Al final de la temporada, Alfred y Tony solían organizar una fiesta. En esa ocasión era para celebrar la presentación de la colección otoño-invierno de Alfred & Valenty. No era la primera vez que lo invitaban, pero en el pasado había encontrado buenas excusas para esquivarlas, no era el tipo de persona que disfrutaba de esas fiestas de famoseo y manoseo. Víctor era más bien cauto a la hora de elegir sus relaciones. Aunque debía confesar que parte de su motivación para asistir aquella noche era la esperanza de volver a cruzarse con el joven de ojos azules aspirante a fotógrafo.
La fiesta tenía lugar en el lujoso salón de un edificio del siglo diecisiete del centro de Madrid. Vestidos largos con firma de autor, atuendos brillantes, esmóquines, zapatos de precios desorbitados, joyería, mucho alcohol, cirugía plástica, desinhibición y libidos disparadas. Justamente el tipo de fiestas que Víctor detestaba por más que apreciara a sus anfitriones. Encontró algunos rostros conocidos, sobre todo de clientes suyos, por lo que pasó gran parte de la noche hablando de trabajo. Con una copa en la mano y la otra en el bolsillo de su traje de Prada, el abogado buscaba entre la multitud al objeto de su deseo. No fue difícil encontrarlo, iba de un lado a otro del local haciendo fotos de los invitados con una Canon antigua. Saludaba, bromeaba y hacía fotos, se movía con confianza entre los invitados y estaba claro que seducía a todo el que se cruzaba en su camino, tanto hombres como mujeres querían acercarse, abrazarlo, tocarlo, besarlo o respirar cerca. Víctor lo observaba en la distancia; en cambio, Ramiro no reparó en él. Vestía un traje negro ceñido, sin corbata, con una camiseta de cuello vuelto que realzaba la armonía de su cuerpo. Se sintió de pronto ridículo por haber albergado alguna esperanza; Ramiro era joven, atractivo y carismático, lo adoraban. Él, en cambio, solo era un abogado aburrido que rozaba los cuarenta, con una vida predecible y poco glamurosa. Era mejor olvidarse del chico de mirada hipnótica y buscar entre hombres que estuvieran más a su alcance, en su liga, como solía decirse.
Echaba de menos la época en la que las relaciones eran fruto de la casualidad.
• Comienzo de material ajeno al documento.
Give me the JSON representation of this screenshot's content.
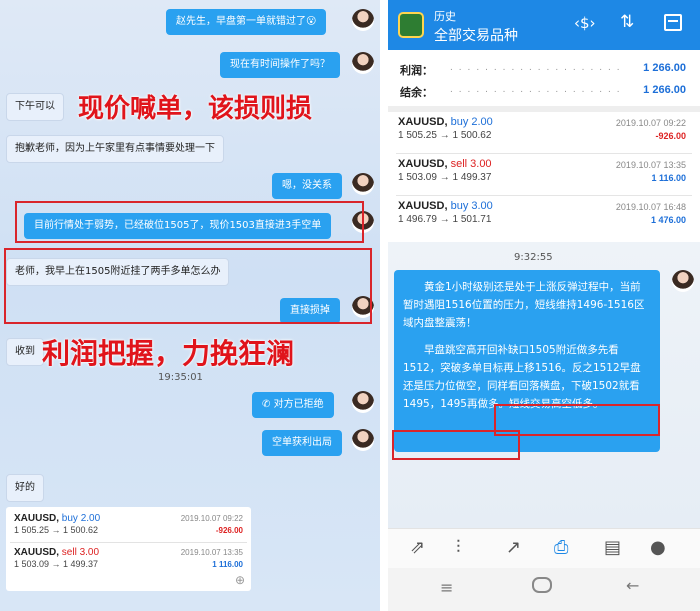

Te conocías en un bar, en una fiesta, te presentaba algún amigo… La oferta de sexo en redes le parecía una trampa endiablada. La gente ya no se hablaba, se estaba perdiendo la necesidad de la seducción, y a Víctor le gustaba ese juego. Las miradas, la conversación, el anhelo, la incertidumbre. Pero aquella noche se descubrió deseando pasar la noche con alguien, aunque fuese un encuentro fugaz y desechable.
El flash cegador de una cámara lo sorprendió de pronto en mitad de una conversación sobre economía de mercado. Y ahí estaba Ramiro, sexy, joven, con su sonrisa perversa.
—Víctor el abogado, deberías estar follando esta noche, no hablando de economía.
—La noche es joven —le respondió con rapidez sin dejarse intimidar por su actitud provocadora.
Ramiro cogió su copa y dio un trago largo antes de devolvérsela.
—Muy cierto —dijo. Le guiñó un ojo y se esfumó.
Lo detestó en ese momento, por su seguridad, por su capacidad para manipularlo. Para Ramiro el resto formaban parte de un juego que él controlaba, sería él quien eligiera con quién marcharse aquella noche, y se odió por ser uno más de los babosos que aguardaban en segundo plano anhelando las migajas de atención. Decidido a ignorarlo, se dedicó a buscar un rollo para esa noche…, no debía ser difícil en aquella fiesta. Las siguientes horas las pasó tonteando con unos y otros, flirteando como solía hacerse antaño. Ya de madrugada la fiesta empezó a desvariar; Alfred, borracho, bailaba con las modelos mientras Tony le echaba la bronca para que dejara de beber. Había parejas y tríos besándose y metiéndose mano en los sillones, otros vomitando en las esquinas o esnifando coca sin disimulo. La fiesta estaba en su apogeo más vicioso cuando Víctor notó que Ramiro se había esfumado. Sin poder evitarlo, comenzó a buscarlo por el salón. Sabía hacia dónde se encaminaban los que querían algo más que un morreo y, como él también andaba algo ebrio, se fue en esa dirección. Se alejó de la sala central dejando atrás el ruido de la música y el gentío, deambuló por algunos pasillos hasta encontrar una puerta entre bastidores que daba a un almacén. Ahí, entre la oscuridad, se escuchaban los jadeos de los amantes espontáneos de la noche.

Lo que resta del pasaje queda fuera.